Revitalisation de Laurentien: on passe à l'action
On veut ainsi freiner les projets industriels ou commerciaux lourds, pour éviter que des investissements importants dans ces domaines d’activités compromettent la possibilité de changer la vocation de ce secteur.
Conseiller de Bordeaux-Cartierville, Harout Chitilian, évoque l’idée d’encourager la présence d’immeubles résidentiels où on pourrait retrouver des commerces au rez-de-chaussée.
«Ce changement de zonage va donner un incitatif pour les investissements privés, indique-t-il. Il y a une orientation des autorités publiques d’amener du résidentiel. On met les bases pour revitaliser le cadre bâti avec une orientation de densifier autour du pôle de transport en commun que représente la gare Bois-Franc, tout en maintenant une vocation commerciale, sans exclure le communautaire et le culturel.»

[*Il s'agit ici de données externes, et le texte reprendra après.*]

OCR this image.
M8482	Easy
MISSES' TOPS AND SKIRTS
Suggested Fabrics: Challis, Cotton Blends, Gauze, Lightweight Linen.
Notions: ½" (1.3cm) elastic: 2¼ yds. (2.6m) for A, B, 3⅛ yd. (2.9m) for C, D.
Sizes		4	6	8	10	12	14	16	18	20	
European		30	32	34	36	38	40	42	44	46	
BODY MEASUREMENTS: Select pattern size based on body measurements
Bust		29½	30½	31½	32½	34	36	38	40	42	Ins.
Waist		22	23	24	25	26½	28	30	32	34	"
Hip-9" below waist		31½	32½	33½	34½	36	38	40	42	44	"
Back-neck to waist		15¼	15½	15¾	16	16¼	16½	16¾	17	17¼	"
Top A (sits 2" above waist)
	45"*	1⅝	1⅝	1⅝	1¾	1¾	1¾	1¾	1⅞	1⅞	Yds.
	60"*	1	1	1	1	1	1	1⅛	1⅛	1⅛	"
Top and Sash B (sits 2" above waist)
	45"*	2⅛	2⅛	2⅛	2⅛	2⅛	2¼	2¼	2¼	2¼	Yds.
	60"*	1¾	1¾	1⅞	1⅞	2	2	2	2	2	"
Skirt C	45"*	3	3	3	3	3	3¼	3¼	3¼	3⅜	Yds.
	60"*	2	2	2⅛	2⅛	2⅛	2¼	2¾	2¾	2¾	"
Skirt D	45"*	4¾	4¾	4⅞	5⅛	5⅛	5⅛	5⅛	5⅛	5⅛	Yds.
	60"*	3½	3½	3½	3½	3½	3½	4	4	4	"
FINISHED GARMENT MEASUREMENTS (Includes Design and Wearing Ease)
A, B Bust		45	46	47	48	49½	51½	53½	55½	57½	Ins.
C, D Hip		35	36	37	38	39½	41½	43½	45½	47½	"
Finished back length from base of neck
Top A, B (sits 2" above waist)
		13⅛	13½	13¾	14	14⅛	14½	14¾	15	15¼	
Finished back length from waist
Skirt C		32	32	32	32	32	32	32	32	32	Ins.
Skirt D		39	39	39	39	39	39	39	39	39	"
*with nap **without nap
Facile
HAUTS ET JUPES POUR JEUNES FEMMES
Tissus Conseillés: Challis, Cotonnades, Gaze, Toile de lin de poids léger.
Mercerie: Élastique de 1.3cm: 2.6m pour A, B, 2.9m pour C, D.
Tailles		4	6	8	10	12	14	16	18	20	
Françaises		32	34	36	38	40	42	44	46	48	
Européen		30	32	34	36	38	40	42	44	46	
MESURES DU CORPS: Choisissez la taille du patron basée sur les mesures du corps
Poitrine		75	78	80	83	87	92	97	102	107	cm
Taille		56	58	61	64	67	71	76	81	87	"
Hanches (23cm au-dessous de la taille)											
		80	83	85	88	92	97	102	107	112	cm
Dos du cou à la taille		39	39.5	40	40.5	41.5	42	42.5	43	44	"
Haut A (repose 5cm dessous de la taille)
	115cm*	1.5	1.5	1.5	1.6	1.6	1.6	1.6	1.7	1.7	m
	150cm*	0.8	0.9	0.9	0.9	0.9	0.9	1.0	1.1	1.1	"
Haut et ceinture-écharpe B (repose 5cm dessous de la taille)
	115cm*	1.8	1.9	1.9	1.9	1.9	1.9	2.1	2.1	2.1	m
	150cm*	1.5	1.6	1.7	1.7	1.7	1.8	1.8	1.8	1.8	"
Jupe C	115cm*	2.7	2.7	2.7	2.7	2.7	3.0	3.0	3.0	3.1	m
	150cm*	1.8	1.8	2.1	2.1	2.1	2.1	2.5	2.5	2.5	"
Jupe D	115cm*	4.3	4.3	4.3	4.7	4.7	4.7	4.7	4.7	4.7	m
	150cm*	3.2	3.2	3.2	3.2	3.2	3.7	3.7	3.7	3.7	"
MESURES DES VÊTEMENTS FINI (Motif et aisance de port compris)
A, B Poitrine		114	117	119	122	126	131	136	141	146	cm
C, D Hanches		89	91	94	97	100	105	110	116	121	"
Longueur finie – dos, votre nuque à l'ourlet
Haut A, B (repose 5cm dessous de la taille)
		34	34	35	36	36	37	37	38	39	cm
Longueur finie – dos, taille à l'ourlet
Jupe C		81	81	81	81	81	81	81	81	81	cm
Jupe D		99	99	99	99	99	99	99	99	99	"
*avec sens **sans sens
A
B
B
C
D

Pour favoriser la densification et encourager le redéveloppement de cet axe, il est proposé d’augmenter la hauteur minimale des bâtiments à 4 étages pour les terrains adjacents au boulevard Laurentien. Les édifices pourraient même avoir jusqu’à 6 étages près de la rue de Pontgravé.
Du concret sur le terrain
Les travaux d’aqueduc et d’égout sur le boulevard Laurentien entamés à la fin octobre seront terminés au printemps. Il est prévu par la suite de repaver ce boulevard entre les rues de Salaberry et Émile-Nelligan.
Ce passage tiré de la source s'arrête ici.